Discovered near the turn of the twentieth century, heartworms are still prevalent today in the United States. In fact, naturally acquired heartworms have been reported in all fifty states. Although heartworms are typically associated with dogs, cats also suffer from heartworm infestations. A simple blood test can be performed at your veterinarian’s office to detect heartworms. These tests may not detect an infestation until heartworms have been present in the body for up to six months.
Heartworms rely on mosquitoes to continue their life cycle. The female heartworm releases her microfilariae into the animal’s bloodstream. When a mosquito bites the infected animal, it too becomes infected with the microfilariae. Within the mosquito, the microfilariae develop into the larva stage during the next two weeks. The mosquito then bites another animal and infects it with larvae. The larvae develop into heartworms within six months. This cycle continues and many animals are infected with heartworms.
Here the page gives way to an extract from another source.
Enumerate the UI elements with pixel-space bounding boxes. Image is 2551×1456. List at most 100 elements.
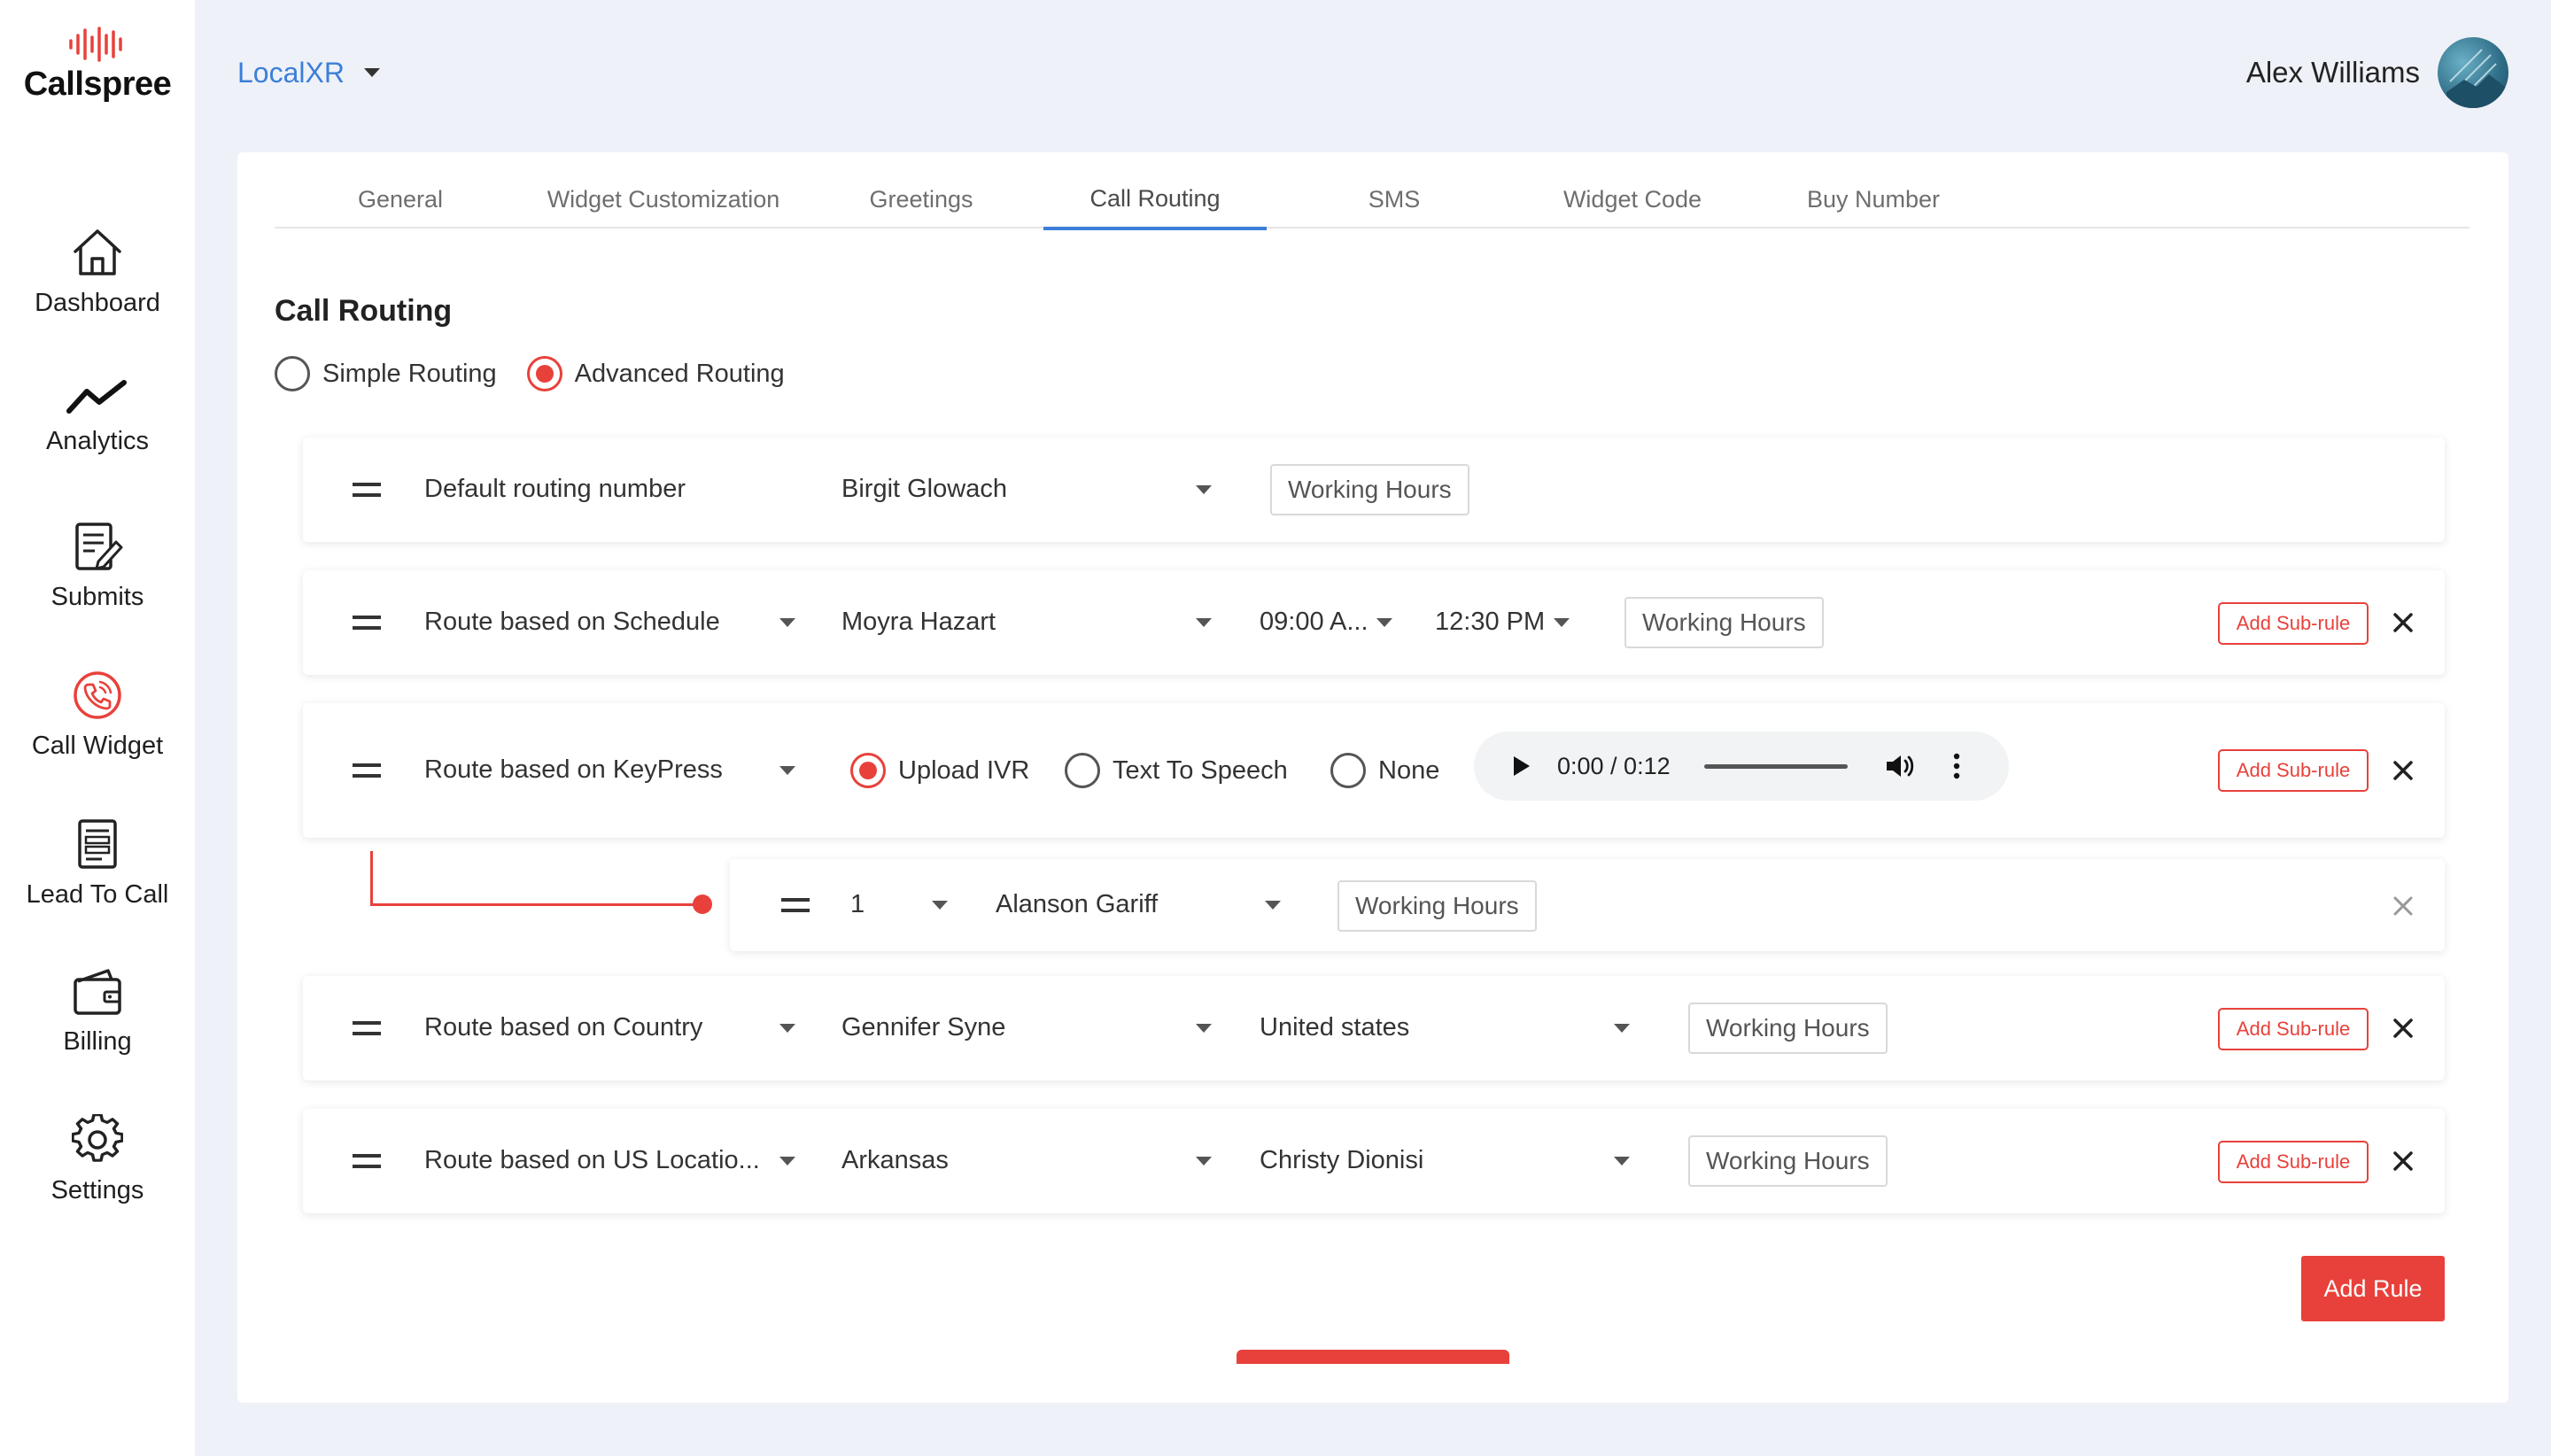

Neither cats nor dogs typically show symptoms in the early stages of heartworm infestation. As time passes, the heartworms reproduce and the animal should begin to show symptoms. Symptoms for canines include fatigue, lack of appetite, weight loss, and cough. Chronic signs for felines include weight loss, fatigue, vomiting, and difficulty breathing. Felines, however, are sometimes able to naturally rid themselves of heartworms but sometimes face death due to the septic nature associated with their body passing the heartworms. Canines require multiple treatments and often hospitalization to be monitored throughout the treatment stage. The key to battling heartworms is prevention and early detection.